Американская трагедия - Драйзер Теодор. Страница 38
Но Ретерер, заметив жест Спарсера, подтолкнул локтем Люсиль Николас, а та, в свою очередь, толкнула Хигби, чтобы привлечь его внимание к лирической сценке на переднем сиденье.
— Ну, что, Уиллард, вы там недурно устроились? — дружелюбно окликнул Ретерер Спарсера.
— Очень даже, — весело ответил Спарсер, не оборачиваясь. — Тебе хорошо, детка?
— Великолепно, — ответила Лора.
А Клайд подумал, что Гортензия красивее всех этих девушек, — ни одна не может сравниться с нею. В этот день на ней было красное платье с черной отделкой и темно-красная, в тон платью, шляпа с большими полями. А на левой щеке, как раз под маленьким накрашенным ртом она прилепила крошечную черную мушку в подражание какой-то кинокрасавице. Собираясь на эту прогулку, она решила затмить всех девушек и теперь чувствовала, что ей это удалось. И Клайд был совершенно согласен с нею.
— Вы здесь лучше всех, — прошептал он, нежно обнимая ее.

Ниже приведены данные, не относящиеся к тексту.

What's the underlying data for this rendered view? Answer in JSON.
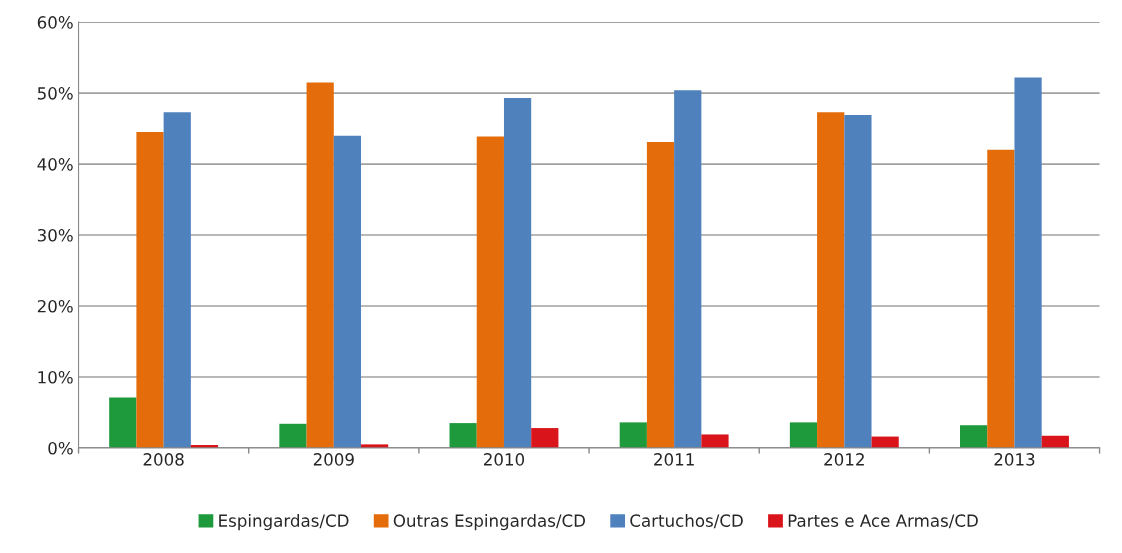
{
  "chart_data": {
    "type": "bar",
    "categories": [
      "2008",
      "2009",
      "2010",
      "2011",
      "2012",
      "2013"
    ],
    "series": [
      {
        "name": "Espingardas/CD",
        "color": "#1e9a3c",
        "values": [
          7.1,
          3.4,
          3.5,
          3.6,
          3.6,
          3.2
        ]
      },
      {
        "name": "Outras Espingardas/CD",
        "color": "#e46c0a",
        "values": [
          44.5,
          51.5,
          43.9,
          43.1,
          47.3,
          42.0
        ]
      },
      {
        "name": "Cartuchos/CD",
        "color": "#4f81bd",
        "values": [
          47.3,
          44.0,
          49.3,
          50.4,
          46.9,
          52.2
        ]
      },
      {
        "name": "Partes e Ace Armas/CD",
        "color": "#d9141b",
        "values": [
          0.4,
          0.5,
          2.8,
          1.9,
          1.6,
          1.7
        ]
      }
    ],
    "ylim": [
      0,
      60
    ],
    "yticks": [
      {
        "value": 0,
        "label": "0%"
      },
      {
        "value": 10,
        "label": "10%"
      },
      {
        "value": 20,
        "label": "20%"
      },
      {
        "value": 30,
        "label": "30%"
      },
      {
        "value": 40,
        "label": "40%"
      },
      {
        "value": 50,
        "label": "50%"
      },
      {
        "value": 60,
        "label": "60%"
      }
    ],
    "grid": "y",
    "legend": "bottom"
  }
}
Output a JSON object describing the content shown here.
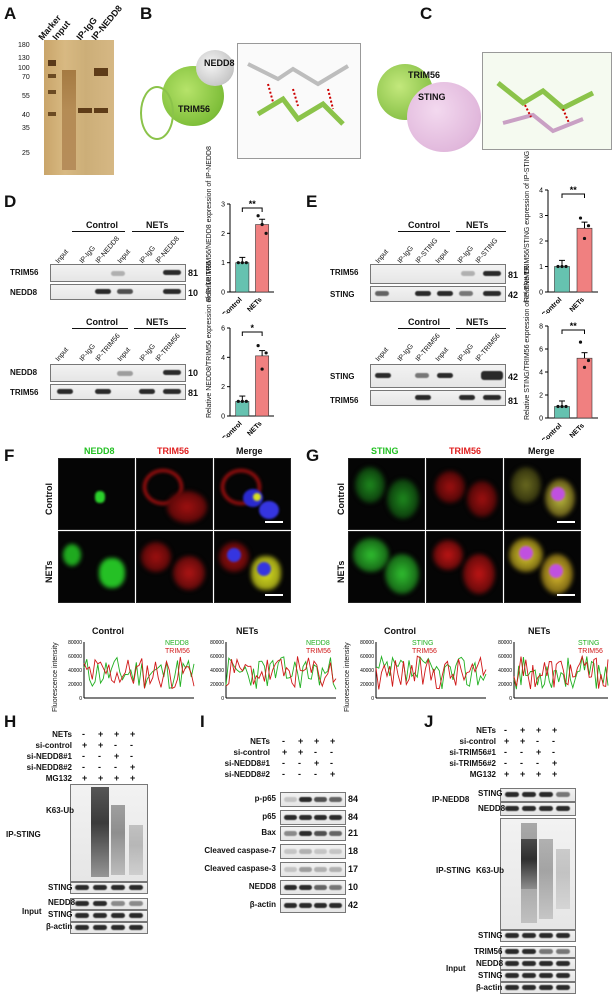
{
  "panels": {
    "A": "A",
    "B": "B",
    "C": "C",
    "D": "D",
    "E": "E",
    "F": "F",
    "G": "G",
    "H": "H",
    "I": "I",
    "J": "J"
  },
  "panelA": {
    "lanes": [
      "Marker",
      "Input",
      "IP-IgG",
      "IP-NEDD8"
    ],
    "markers": [
      "180",
      "130",
      "100",
      "70",
      "55",
      "40",
      "35",
      "25"
    ]
  },
  "panelB": {
    "labels": [
      "NEDD8",
      "TRIM56"
    ]
  },
  "panelC": {
    "labels": [
      "TRIM56",
      "STING"
    ]
  },
  "panelD": {
    "top": {
      "groups": [
        "Control",
        "NETs"
      ],
      "lanes": [
        "Input",
        "IP-IgG",
        "IP-NEDD8",
        "Input",
        "IP-IgG",
        "IP-NEDD8"
      ],
      "rows": [
        {
          "name": "TRIM56",
          "kda": "81"
        },
        {
          "name": "NEDD8",
          "kda": "10"
        }
      ]
    },
    "bottom": {
      "groups": [
        "Control",
        "NETs"
      ],
      "lanes": [
        "Input",
        "IP-IgG",
        "IP-TRIM56",
        "Input",
        "IP-IgG",
        "IP-TRIM56"
      ],
      "rows": [
        {
          "name": "NEDD8",
          "kda": "10"
        },
        {
          "name": "TRIM56",
          "kda": "81"
        }
      ]
    },
    "chart1": {
      "ylabel": "Relative TRIM56/NEDD8 expression of IP-NEDD8",
      "sig": "**"
    },
    "chart2": {
      "ylabel": "Relative NEDD8/TRIM56 expression of IP-TRIM56",
      "sig": "*"
    }
  },
  "panelE": {
    "top": {
      "groups": [
        "Control",
        "NETs"
      ],
      "lanes": [
        "Input",
        "IP-IgG",
        "IP-STING",
        "Input",
        "IP-IgG",
        "IP-STING"
      ],
      "rows": [
        {
          "name": "TRIM56",
          "kda": "81"
        },
        {
          "name": "STING",
          "kda": "42"
        }
      ]
    },
    "bottom": {
      "groups": [
        "Control",
        "NETs"
      ],
      "lanes": [
        "Input",
        "IP-IgG",
        "IP-TRIM56",
        "Input",
        "IP-IgG",
        "IP-TRIM56"
      ],
      "rows": [
        {
          "name": "STING",
          "kda": "42"
        },
        {
          "name": "TRIM56",
          "kda": "81"
        }
      ]
    },
    "chart1": {
      "ylabel": "Relative TRIM56/STING expression of IP-STING",
      "sig": "**"
    },
    "chart2": {
      "ylabel": "Relative STING/TRIM56 expression of IP-TRIM56",
      "sig": "**"
    }
  },
  "chart_data": [
    {
      "type": "bar",
      "panel": "D-top",
      "categories": [
        "Control",
        "NETs"
      ],
      "values": [
        1.0,
        2.3
      ],
      "points": [
        [
          1,
          1,
          1
        ],
        [
          2.6,
          2.3,
          2.0
        ]
      ],
      "ylabel": "Relative TRIM56/NEDD8 expression of IP-NEDD8",
      "ylim": [
        0,
        3
      ],
      "yticks": [
        "0",
        "1",
        "2",
        "3"
      ],
      "colors": [
        "#66c2b0",
        "#f08080"
      ]
    },
    {
      "type": "bar",
      "panel": "D-bottom",
      "categories": [
        "Control",
        "NETs"
      ],
      "values": [
        1.0,
        4.1
      ],
      "points": [
        [
          1,
          1,
          1
        ],
        [
          4.8,
          3.2,
          4.3
        ]
      ],
      "ylabel": "Relative NEDD8/TRIM56 expression of IP-TRIM56",
      "ylim": [
        0,
        6
      ],
      "yticks": [
        "0",
        "2",
        "4",
        "6"
      ],
      "colors": [
        "#66c2b0",
        "#f08080"
      ]
    },
    {
      "type": "bar",
      "panel": "E-top",
      "categories": [
        "Control",
        "NETs"
      ],
      "values": [
        1.0,
        2.5
      ],
      "points": [
        [
          1,
          1,
          1
        ],
        [
          2.9,
          2.1,
          2.6
        ]
      ],
      "ylabel": "Relative TRIM56/STING expression of IP-STING",
      "ylim": [
        0,
        4
      ],
      "yticks": [
        "0",
        "1",
        "2",
        "3",
        "4"
      ],
      "colors": [
        "#66c2b0",
        "#f08080"
      ]
    },
    {
      "type": "bar",
      "panel": "E-bottom",
      "categories": [
        "Control",
        "NETs"
      ],
      "values": [
        1.0,
        5.2
      ],
      "points": [
        [
          1,
          1,
          1
        ],
        [
          6.6,
          4.4,
          5.0
        ]
      ],
      "ylabel": "Relative STING/TRIM56 expression of IP-TRIM56",
      "ylim": [
        0,
        8
      ],
      "yticks": [
        "0",
        "2",
        "4",
        "6",
        "8"
      ],
      "colors": [
        "#66c2b0",
        "#f08080"
      ]
    }
  ],
  "panelF": {
    "channels": [
      "NEDD8",
      "TRIM56",
      "Merge"
    ],
    "rows": [
      "Control",
      "NETs"
    ],
    "profiles": [
      {
        "title": "Control",
        "legend": [
          "NEDD8",
          "TRIM56"
        ],
        "ylabel": "Fluorescence intensity",
        "yticks": [
          "0",
          "20000",
          "40000",
          "60000",
          "80000"
        ]
      },
      {
        "title": "NETs",
        "legend": [
          "NEDD8",
          "TRIM56"
        ],
        "yticks": [
          "0",
          "20000",
          "40000",
          "60000",
          "80000"
        ]
      }
    ]
  },
  "panelG": {
    "channels": [
      "STING",
      "TRIM56",
      "Merge"
    ],
    "rows": [
      "Control",
      "NETs"
    ],
    "profiles": [
      {
        "title": "Control",
        "legend": [
          "STING",
          "TRIM56"
        ],
        "ylabel": "Fluorescence intensity",
        "yticks": [
          "0",
          "20000",
          "40000",
          "60000",
          "80000"
        ]
      },
      {
        "title": "NETs",
        "legend": [
          "STING",
          "TRIM56"
        ],
        "yticks": [
          "0",
          "20000",
          "40000",
          "60000",
          "80000"
        ]
      }
    ]
  },
  "panelH": {
    "conds": [
      {
        "name": "NETs",
        "v": [
          "-",
          "+",
          "+",
          "+"
        ]
      },
      {
        "name": "si-control",
        "v": [
          "+",
          "+",
          "-",
          "-"
        ]
      },
      {
        "name": "si-NEDD8#1",
        "v": [
          "-",
          "-",
          "+",
          "-"
        ]
      },
      {
        "name": "si-NEDD8#2",
        "v": [
          "-",
          "-",
          "-",
          "+"
        ]
      },
      {
        "name": "MG132",
        "v": [
          "+",
          "+",
          "+",
          "+"
        ]
      }
    ],
    "ip": "IP-STING",
    "input": "Input",
    "rows": [
      "K63-Ub",
      "STING",
      "NEDD8",
      "STING",
      "β-actin"
    ]
  },
  "panelI": {
    "conds": [
      {
        "name": "NETs",
        "v": [
          "-",
          "+",
          "+",
          "+"
        ]
      },
      {
        "name": "si-control",
        "v": [
          "+",
          "+",
          "-",
          "-"
        ]
      },
      {
        "name": "si-NEDD8#1",
        "v": [
          "-",
          "-",
          "+",
          "-"
        ]
      },
      {
        "name": "si-NEDD8#2",
        "v": [
          "-",
          "-",
          "-",
          "+"
        ]
      }
    ],
    "rows": [
      {
        "name": "p-p65",
        "kda": "84"
      },
      {
        "name": "p65",
        "kda": "84"
      },
      {
        "name": "Bax",
        "kda": "21"
      },
      {
        "name": "Cleaved caspase-7",
        "kda": "18"
      },
      {
        "name": "Cleaved caspase-3",
        "kda": "17"
      },
      {
        "name": "NEDD8",
        "kda": "10"
      },
      {
        "name": "β-actin",
        "kda": "42"
      }
    ]
  },
  "panelJ": {
    "conds": [
      {
        "name": "NETs",
        "v": [
          "-",
          "+",
          "+",
          "+"
        ]
      },
      {
        "name": "si-control",
        "v": [
          "+",
          "+",
          "-",
          "-"
        ]
      },
      {
        "name": "si-TRIM56#1",
        "v": [
          "-",
          "-",
          "+",
          "-"
        ]
      },
      {
        "name": "si-TRIM56#2",
        "v": [
          "-",
          "-",
          "-",
          "+"
        ]
      },
      {
        "name": "MG132",
        "v": [
          "+",
          "+",
          "+",
          "+"
        ]
      }
    ],
    "ip1": "IP-NEDD8",
    "ip2": "IP-STING",
    "input": "Input",
    "rows": [
      "STING",
      "NEDD8",
      "K63-Ub",
      "STING",
      "TRIM56",
      "NEDD8",
      "STING",
      "β-actin"
    ]
  }
}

— А вы, милый мальчик, тоже умеете подмазываться, когда захотите, — сказала она громко, и все засмеялись.
Клайд слегка покраснел.
За Майнавилом через шесть миль дорога свернула в лощину; тут была деревенская лавка, и Хегленд, Хигби и Ретерер вышли из машины, чтобы купить конфет, папирос, мороженого и фруктовой воды. Затем проехали Либерти и в нескольких милях от Экселсиор-Спрингс увидели «Вигвам», оказавшийся просто старым двухэтажным коттеджем, прижавшимся к небольшому холму. Правда, к старому дому примыкала новая, более вместительная одноэтажная пристройка; тут помещались столовая, зал для танцев и в конце его за перегородкой — бар. В большом камине весело пылал огонь. Внизу, в лощине по ту сторону дороги, виднелась речка Бентон, попросту ручей, теперь покрытый прочным льдом.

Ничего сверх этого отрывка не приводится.